Disagree. It could easily be solid rubber. Also, it's not made of rubber, and the model didn't claim it was made of rubber either, so it's irrelevant.
> It floats because it's rubber [with air] as opposed to being a ceramic figurine or painted metal.
A ceramic figurine or painted metal in the same shape would float too. The claim that it floats because of the density of the material is false. It floats because the shape is hollow.
> It's not false to say a house is made of wood.
It's false to say a house is made of air simply because its shape contains air.
This is what the reply was:
> Oh, it it's squeaking then it's definitely going to float.
> It is a rubber duck.
> It is made of a material that is less dense than water.
Full points for saying if it's squeaking then it's going to float.
Full points for saying it's a rubber duck, with the implication that rubber ducks float.
Even with all that context though, I don't see how "it is made of a material that is less dense than water" scores any points at all.

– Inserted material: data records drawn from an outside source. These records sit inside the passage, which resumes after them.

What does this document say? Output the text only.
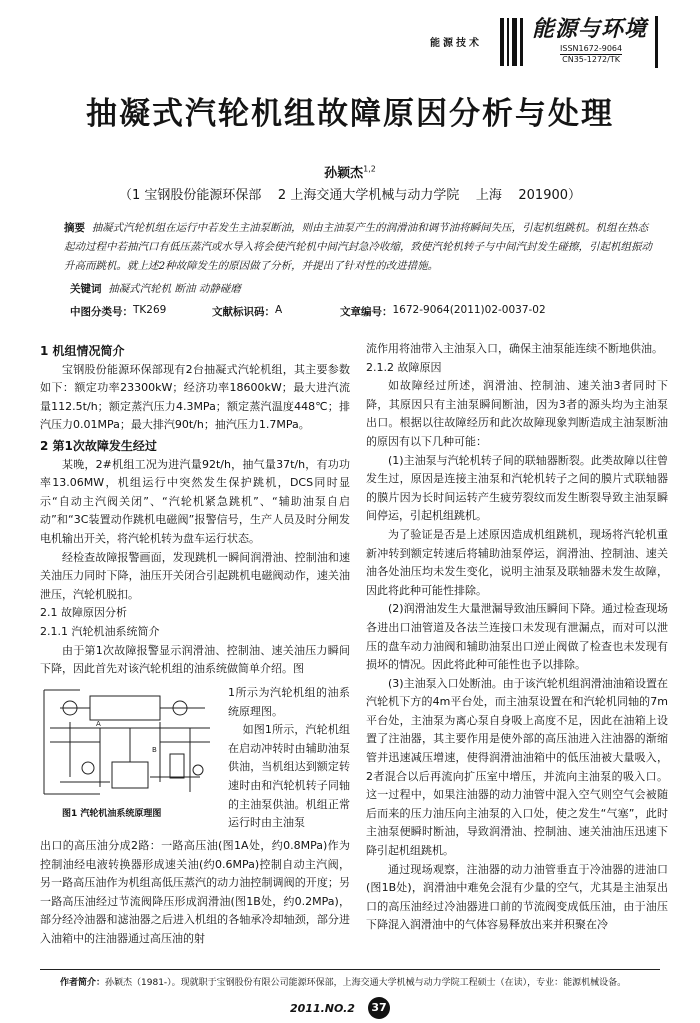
能源技术
能源与环境
ISSN1672-9064
CN35-1272/TK
抽凝式汽轮机组故障原因分析与处理
孙颖杰$^{1,2}$
（1 宝钢股份能源环保部    2 上海交通大学机械与动力学院    上海    201900）
摘要 抽凝式汽轮机组在运行中若发生主油泵断油，则由主油泵产生的润滑油和调节油将瞬间失压，引起机组跳机。机组在热态起动过程中若抽汽口有低压蒸汽或水导入将会使汽轮机中间汽封急冷收缩，致使汽轮机转子与中间汽封发生碰擦，引起机组振动升高而跳机。就上述2种故障发生的原因做了分析，并提出了针对性的改进措施。
关键词 抽凝式汽轮机 断油 动静碰磨
中图分类号： TK269	文献标识码： A	文章编号： 1672-9064(2011)02-0037-02

1 机组情况简介

宝钢股份能源环保部现有2台抽凝式汽轮机组，其主要参数如下：额定功率23300kW；经济功率18600kW；最大进汽流量112.5t/h；额定蒸汽压力4.3MPa；额定蒸汽温度448℃；排汽压力0.01MPa；最大排汽90t/h；抽汽压力1.7MPa。

2 第1次故障发生经过

某晚，2#机组工况为进汽量92t/h，抽气量37t/h，有功功率13.06MW，机组运行中突然发生保护跳机，DCS同时显示“自动主汽阀关闭”、“汽轮机紧急跳机”、“辅助油泵自启动”和“3C装置动作跳机电磁阀”报警信号，生产人员及时分闸发电机输出开关，将汽轮机转为盘车运行状态。

经检查故障报警画面，发现跳机一瞬间润滑油、控制油和速关油压力同时下降，油压开关闭合引起跳机电磁阀动作，速关油泄压，汽轮机脱扣。

2.1 故障原因分析

2.1.1 汽轮机油系统简介

由于第1次故障报警显示润滑油、控制油、速关油压力瞬间下降，因此首先对该汽轮机组的油系统做简单介绍。图

A
B
图1 汽轮机油系统原理图

1所示为汽轮机组的油系统原理图。
如图1所示，汽轮机组在启动冲转时由辅助油泵供油，当机组达到额定转速时由和汽轮机转子同轴的主油泵供油。机组正常运行时由主油泵

出口的高压油分成2路：一路高压油(图1A处，约0.8MPa)作为控制油经电液转换器形成速关油(约0.6MPa)控制自动主汽阀，另一路高压油作为机组高低压蒸汽的动力油控制调阀的开度；另一路高压油经过节流阀降压形成润滑油(图1B处，约0.2MPa)，部分经冷油器和滤油器之后进入机组的各轴承冷却轴颈，部分进入油箱中的注油器通过高压油的射

流作用将油带入主油泵入口，确保主油泵能连续不断地供油。

2.1.2 故障原因

如故障经过所述，润滑油、控制油、速关油3者同时下降，其原因只有主油泵瞬间断油，因为3者的源头均为主油泵出口。根据以往故障经历和此次故障现象判断造成主油泵断油的原因有以下几种可能：

(1)主油泵与汽轮机转子间的联轴器断裂。此类故障以往曾发生过，原因是连接主油泵和汽轮机转子之间的膜片式联轴器的膜片因为长时间运转产生疲劳裂纹而发生断裂导致主油泵瞬间停运，引起机组跳机。

为了验证是否是上述原因造成机组跳机，现场将汽轮机重新冲转到额定转速后将辅助油泵停运，润滑油、控制油、速关油各处油压均未发生变化，说明主油泵及联轴器未发生故障，因此将此种可能性排除。

(2)润滑油发生大量泄漏导致油压瞬间下降。通过检查现场各进出口油管道及各法兰连接口未发现有泄漏点，而对可以泄压的盘车动力油阀和辅助油泵出口逆止阀做了检查也未发现有损坏的情况。因此将此种可能性也予以排除。

(3)主油泵入口处断油。由于该汽轮机组润滑油油箱设置在汽轮机下方的4m平台处，而主油泵设置在和汽轮机同轴的7m平台处，主油泵为离心泵自身吸上高度不足，因此在油箱上设置了注油器，其主要作用是使外部的高压油进入注油器的渐缩管并迅速减压增速，使得润滑油油箱中的低压油被大量吸入，2者混合以后再流向扩压室中增压，并流向主油泵的吸入口。这一过程中，如果注油器的动力油管中混入空气则空气会被随后而来的压力油压向主油泵的入口处，使之发生“气塞”，此时主油泵便瞬时断油，导致润滑油、控制油、速关油油压迅速下降引起机组跳机。

通过现场观察，注油器的动力油管垂直于冷油器的进油口(图1B处)，润滑油中难免会混有少量的空气，尤其是主油泵出口的高压油经过冷油器进口前的节流阀变成低压油，由于油压下降混入润滑油中的气体容易释放出来并积聚在冷

作者简介：孙颖杰（1981-）。现就职于宝钢股份有限公司能源环保部，上海交通大学机械与动力学院工程硕士（在读），专业：能源机械设备。
2011.NO.2	37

Yeah, I think arguing the logic behind these responses misses the point, since an LLM doesn't use any kind of logic--it just responds in a pattern that mimics the way people respond. It says "it is made of a material that is less dense than water" because that is a thing that is similar to what the samples in its training corpus have said. It has no way to judge whether it is correct, or even what the concept of "correct" is.
When we're grading the "correctness" of these answers, we're really just judging the average correctness of Google's training data.
Maybe the next step in making LLM's more "correct" is not to give them more training data, but to find a way to remove the bad training data from the set?